April 12, 2018 4 PM Roxboro House
Congressional Funding And Health Policy: Listen to nationally known archive expert and Arlen Specter Ctr. for Public service research fellow Dr. Sean Kelly of University of California Channel Islands discuss with the panel how Congressional funding affects policy, law and practice. Dr. Kelly discussed how the interaction of the democratic process and personal beliefs of politicians influences federal funding and how that impacts healthcare and practice in the United States. More particularly, the penal discussed how President G.W. Bush’s ban of federal funding for stem cell research negatively affected the advancement of research in that area. Further Dr. Kelly discussed with the panel how provisions within funding bills has seriously impacted a woman’s right to chose.
Host: Sean Q. Kelly, PhD; Arlen Specter Center Research Fellow and Professor, Political Science, California State University, Channel Islands
April 5, 2018 4 PM Roxboro House
Listen to Arlen Specter research fellow Menika Dirksen of Temple University as she discusses with the panel how in the 1970s tensions between the police and black community in Philadelphia, aggravated by a series of unfortunate events between black citizens and white police, were alleviated by actions of Arlen Specter and others through the use of community organizations such as PAL and Safe Streets Incorporated. In addition, present at the Roundtable was former city manager under Mayor Rizzo, Prof. Hillel Levinson and Dr. Reed a member of the Crisis Intervention Network in the 70s.
Host: Menika Dirksen; Arlen Specter Center Research Fellow and PhD student in history at Temple University
March 29, 2018 4 PM Roxboro House
Listen to this Roundtable hosted by Arlen Specter Ctr. research fellows Jessica Schoenherr and Elizabeth Lane of Michigan State University as they discuss the confirmation process for Supreme Court Justice in the United States. Are these hearings “vapid and hollow charades” as described by Associate Justice Elena Kagan, or are they important windows the minds of these future justices. Is the process a mere political spectacle held for the entertainment of the public or are they serious political vetting processes?
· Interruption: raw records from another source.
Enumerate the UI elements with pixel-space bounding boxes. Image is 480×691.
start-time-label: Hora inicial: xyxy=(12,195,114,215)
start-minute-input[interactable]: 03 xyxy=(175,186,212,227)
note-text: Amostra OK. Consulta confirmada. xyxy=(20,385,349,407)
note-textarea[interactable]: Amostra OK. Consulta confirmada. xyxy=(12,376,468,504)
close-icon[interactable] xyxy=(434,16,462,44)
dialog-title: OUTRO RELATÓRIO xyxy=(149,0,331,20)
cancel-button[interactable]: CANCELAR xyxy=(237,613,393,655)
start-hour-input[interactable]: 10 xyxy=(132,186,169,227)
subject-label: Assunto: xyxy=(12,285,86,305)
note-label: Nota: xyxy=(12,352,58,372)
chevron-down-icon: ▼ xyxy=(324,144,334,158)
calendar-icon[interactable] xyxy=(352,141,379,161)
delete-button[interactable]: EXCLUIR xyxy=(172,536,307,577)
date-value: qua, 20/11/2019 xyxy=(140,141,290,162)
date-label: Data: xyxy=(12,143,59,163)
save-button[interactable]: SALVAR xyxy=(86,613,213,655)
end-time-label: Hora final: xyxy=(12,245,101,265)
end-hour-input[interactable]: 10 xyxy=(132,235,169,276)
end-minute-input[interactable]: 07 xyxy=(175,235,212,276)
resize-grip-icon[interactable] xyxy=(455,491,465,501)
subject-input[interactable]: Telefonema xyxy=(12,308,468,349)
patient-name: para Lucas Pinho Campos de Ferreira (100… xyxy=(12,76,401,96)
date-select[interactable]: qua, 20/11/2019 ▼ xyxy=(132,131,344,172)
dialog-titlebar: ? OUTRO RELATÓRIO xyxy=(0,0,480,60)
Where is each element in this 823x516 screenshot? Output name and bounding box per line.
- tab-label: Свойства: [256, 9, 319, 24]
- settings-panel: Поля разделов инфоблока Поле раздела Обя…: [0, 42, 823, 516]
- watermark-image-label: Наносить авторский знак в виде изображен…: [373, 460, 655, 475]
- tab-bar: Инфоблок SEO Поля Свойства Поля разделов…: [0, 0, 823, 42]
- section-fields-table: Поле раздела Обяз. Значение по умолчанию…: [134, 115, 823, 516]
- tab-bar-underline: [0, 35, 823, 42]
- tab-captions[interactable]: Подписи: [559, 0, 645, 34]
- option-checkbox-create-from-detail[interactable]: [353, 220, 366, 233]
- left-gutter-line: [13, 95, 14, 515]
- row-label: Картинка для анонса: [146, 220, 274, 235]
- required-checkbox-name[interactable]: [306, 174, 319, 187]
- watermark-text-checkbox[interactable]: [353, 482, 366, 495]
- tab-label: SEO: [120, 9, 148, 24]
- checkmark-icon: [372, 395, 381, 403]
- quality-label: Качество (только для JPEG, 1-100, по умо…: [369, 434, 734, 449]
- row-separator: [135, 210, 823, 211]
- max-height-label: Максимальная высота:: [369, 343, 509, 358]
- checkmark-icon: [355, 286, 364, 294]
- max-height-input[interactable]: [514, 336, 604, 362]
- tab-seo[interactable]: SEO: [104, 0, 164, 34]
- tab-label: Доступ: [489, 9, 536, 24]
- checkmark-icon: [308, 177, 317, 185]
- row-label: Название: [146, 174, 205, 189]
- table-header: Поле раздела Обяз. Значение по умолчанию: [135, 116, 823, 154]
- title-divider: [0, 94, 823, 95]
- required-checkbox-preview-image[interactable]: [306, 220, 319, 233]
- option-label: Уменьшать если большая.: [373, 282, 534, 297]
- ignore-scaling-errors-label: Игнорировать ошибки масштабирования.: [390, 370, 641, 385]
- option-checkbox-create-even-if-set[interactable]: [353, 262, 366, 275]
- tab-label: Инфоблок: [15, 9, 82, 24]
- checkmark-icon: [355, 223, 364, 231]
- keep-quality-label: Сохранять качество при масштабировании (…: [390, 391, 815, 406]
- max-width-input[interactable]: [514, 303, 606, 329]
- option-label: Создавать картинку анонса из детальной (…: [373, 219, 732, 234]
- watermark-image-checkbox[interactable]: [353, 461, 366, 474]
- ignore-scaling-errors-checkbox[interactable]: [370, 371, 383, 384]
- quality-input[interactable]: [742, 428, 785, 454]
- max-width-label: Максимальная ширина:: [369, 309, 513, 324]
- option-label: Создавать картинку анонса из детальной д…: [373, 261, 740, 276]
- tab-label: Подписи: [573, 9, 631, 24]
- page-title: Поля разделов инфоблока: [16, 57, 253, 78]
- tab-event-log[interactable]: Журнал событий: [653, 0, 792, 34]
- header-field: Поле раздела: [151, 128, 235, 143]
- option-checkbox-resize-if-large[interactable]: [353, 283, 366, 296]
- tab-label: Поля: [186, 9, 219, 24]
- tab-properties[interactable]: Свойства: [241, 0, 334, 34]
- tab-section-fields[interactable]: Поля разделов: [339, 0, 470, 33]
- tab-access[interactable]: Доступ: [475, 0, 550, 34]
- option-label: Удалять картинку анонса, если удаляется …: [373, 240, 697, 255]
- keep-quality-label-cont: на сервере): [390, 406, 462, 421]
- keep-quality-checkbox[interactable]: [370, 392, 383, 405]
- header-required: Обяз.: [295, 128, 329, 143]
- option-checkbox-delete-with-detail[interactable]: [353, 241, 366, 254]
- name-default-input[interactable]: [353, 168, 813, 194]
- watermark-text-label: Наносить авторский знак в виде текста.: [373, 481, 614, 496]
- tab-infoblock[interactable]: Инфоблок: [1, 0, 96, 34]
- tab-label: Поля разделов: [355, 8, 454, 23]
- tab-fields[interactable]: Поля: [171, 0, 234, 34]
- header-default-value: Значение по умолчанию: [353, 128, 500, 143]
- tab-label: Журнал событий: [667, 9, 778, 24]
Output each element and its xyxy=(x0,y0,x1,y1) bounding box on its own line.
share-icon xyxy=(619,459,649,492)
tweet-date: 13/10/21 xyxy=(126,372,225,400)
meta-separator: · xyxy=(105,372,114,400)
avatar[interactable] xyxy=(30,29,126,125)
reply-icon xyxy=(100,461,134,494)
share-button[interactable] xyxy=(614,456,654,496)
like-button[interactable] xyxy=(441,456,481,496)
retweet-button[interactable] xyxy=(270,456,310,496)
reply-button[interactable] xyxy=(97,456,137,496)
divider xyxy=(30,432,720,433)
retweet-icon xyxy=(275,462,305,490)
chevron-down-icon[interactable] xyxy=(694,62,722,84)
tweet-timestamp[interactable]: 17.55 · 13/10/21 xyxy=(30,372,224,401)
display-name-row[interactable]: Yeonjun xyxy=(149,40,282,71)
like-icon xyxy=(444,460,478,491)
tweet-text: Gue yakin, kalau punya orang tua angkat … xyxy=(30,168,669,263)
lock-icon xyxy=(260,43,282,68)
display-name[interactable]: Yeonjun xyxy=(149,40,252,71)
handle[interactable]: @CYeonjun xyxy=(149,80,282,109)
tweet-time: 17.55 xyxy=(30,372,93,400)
Finally, the panel discussed whether the confirmation process is even valid in today’s political climate.
Hosts: Elizabeth Lane and Jessica Schoenherr; Arlen Specter Center Research Fellow and PhD students in political science at Michigan State University
March 1, 2018 4 PM Roxboro House
In this podcast you will learn about how we as a society are to create safe campuses for all students to attend. How to know you are in danger and what you are to do. Learn about what we can do to enhance the effect of the Clergy Act.
Host: Travis Douglas; Arlen Specter Center Research Fellow and MEd, doctor of management in strategic leadership, student at Thomas Jefferson University
January 18, 2018 4PM Roxboro House
Health care and our digital trail are two things vital in our society. In this podcast you will notice and learn about the generated systems that are piecing together information to know who we are. Tax Companies such as Experian do a lot more than just your taxes.
Sponser: Mary Ebeling
January 18, 2018 4PM Roxboro House
In this roundtable you find the invigorating conversation regarding the future of work. Where will society be along with the economy in the near future with the support of Artificial Intelligence? Will our jobs be lost? What are now considered "safe" jobs?